Ergenekon operasyonunun AKP'ye karşı gelenlere yapılmış bir operasyon olduğunu, yaşanan gelişmelerin Ergenekon'un 'Doğu ve Güneydoğu ayağının saklı kalacağı'nı gösterdiğini ifade eden Selahattin Demirtaş, intihar eden emekli Jandarma Albay Kırca'nın cenaze töreninde ordunun en üst düzeyde temsil edilmesini de eleştirdi. Demirtaş, 'Ordu, Kırca'ya en üst düzeyde sahip çıkarak Ergenekon'un bu kısmına dokunmayın mesajı vermiştir. Bu hem topluma hem medyaya verilmiştir. Kürtlere yönelik cinayetlerin üstüne gidilmemesi konusunda medya açıkça tehdit edilmiştir' diye konuştu.
'Ulusalcı ve Avrasyacı kanat tasfiye ediliyor'
Ergenekon operasyonu ile devlet içinde örgütlenen 'Ulusalcı ve Avrasyacı' kanadın ABD'nin desteğiyle tasfiye edildiğini belirten Demirtaş, 'Bu hamur daha çok su kaldıracak. Ergenekon bitirilemeyecek ancak AKP'yi bitirecek' dedi. Demirtaş, ölüm kuyuları olarak bilinen BOTAŞ kuyularının açılması için çabalarını sürdüreceklerini belirtirken konuyla ilgili de Meclis Araştırma Önergesi vereceklerini söyledi.

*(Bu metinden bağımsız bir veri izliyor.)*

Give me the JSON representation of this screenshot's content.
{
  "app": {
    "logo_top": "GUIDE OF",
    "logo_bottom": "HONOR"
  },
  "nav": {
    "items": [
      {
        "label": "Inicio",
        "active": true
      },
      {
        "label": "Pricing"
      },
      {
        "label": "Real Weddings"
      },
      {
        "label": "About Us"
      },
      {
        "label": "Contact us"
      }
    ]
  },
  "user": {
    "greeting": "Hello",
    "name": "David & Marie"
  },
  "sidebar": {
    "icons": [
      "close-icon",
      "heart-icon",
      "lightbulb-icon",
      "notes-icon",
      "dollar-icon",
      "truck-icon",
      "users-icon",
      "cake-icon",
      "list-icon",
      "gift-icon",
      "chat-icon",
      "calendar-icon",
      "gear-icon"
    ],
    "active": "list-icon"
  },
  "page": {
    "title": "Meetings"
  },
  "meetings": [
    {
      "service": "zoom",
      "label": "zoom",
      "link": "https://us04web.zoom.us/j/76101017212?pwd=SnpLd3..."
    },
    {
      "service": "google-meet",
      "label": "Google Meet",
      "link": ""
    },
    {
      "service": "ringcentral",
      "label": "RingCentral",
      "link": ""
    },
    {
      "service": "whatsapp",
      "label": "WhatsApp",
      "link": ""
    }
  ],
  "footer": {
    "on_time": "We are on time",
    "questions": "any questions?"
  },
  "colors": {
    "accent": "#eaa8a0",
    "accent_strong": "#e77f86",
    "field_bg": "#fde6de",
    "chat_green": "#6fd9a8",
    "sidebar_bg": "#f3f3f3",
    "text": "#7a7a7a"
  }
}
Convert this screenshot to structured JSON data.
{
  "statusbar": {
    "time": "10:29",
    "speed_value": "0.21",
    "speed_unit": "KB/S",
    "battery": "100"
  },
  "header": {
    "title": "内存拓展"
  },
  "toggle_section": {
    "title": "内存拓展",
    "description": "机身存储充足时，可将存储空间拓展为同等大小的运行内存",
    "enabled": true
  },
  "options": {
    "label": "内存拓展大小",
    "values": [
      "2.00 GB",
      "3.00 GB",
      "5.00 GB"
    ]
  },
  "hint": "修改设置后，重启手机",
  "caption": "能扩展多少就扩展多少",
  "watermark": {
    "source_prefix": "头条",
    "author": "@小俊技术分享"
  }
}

'Meclis başkanı hepimizi temsil ediyor'
Demirtaş bir soru üzerine Cumhurbaşkanı Abdullah Gül'ün yasama, yürütme ve yargı organı başkanlarını bir araya getiren yemeği değerlendirdi. Demirtaş, 'Meclis Başkanı hepimizi temsil ediyor, iktidarı temsilen orada bulunmadığını hatırlamalı' dedi.
Bakan Şahin'e ölüm kuyuları soruldu
Bakan Şahin, '1990'lı yıllarda öldürülen bazı kişilerin Silopi'deki Botaş kuyularına atıldığı yolundaki iddialar konusunda ne yapılıyor?' şeklindeki soruya ise, bu iddiaları ortaya atanların savcılığa kuyuların yerlerini göstermediklerini ve herhangi bir bilgi, belge vermediklerini belirtti.
Bakan Şahin, 'Bir takım iddialar var. Aslında bu iddialarda bulunan kişilerin ciddiliği ve samimiyeti de ayrıca tartışma konusu. Sanki Türkiye gayri hukuki işlerin çokça yapıldığı bir ülkeymiş izlenimi vermeye çalışanlar var. Tabii ki bunlara karşı da Türkiye'deki yetkili makamlar mutlaka duyarlı olmak mecburiyetindedir. Ama her iddiayı mutlaka araştırırız. Silopi'de de Botaş kuyuları içinde bir takım insanların asit kuyuları içinde yakıldığı iddiaları var. Bununla ilgili Silopi Cumhuriyet Savcılığı bir soruşturma dosyası açtı. Ancak bu iddiada bulunanlar iddialarını ispata yönelik Cumhuriyet Savcılığına herhangi bir bilgi ve belge ile gelmediler. Hatta savcı 'bu kuyular nerede, mevkiini gösterin biz orada kazı yapıp iddiaları araştıralım' dediği halde şu ana kadar iddia sahipleri henüz ciddi bir harekette bulunmadılar' dedi.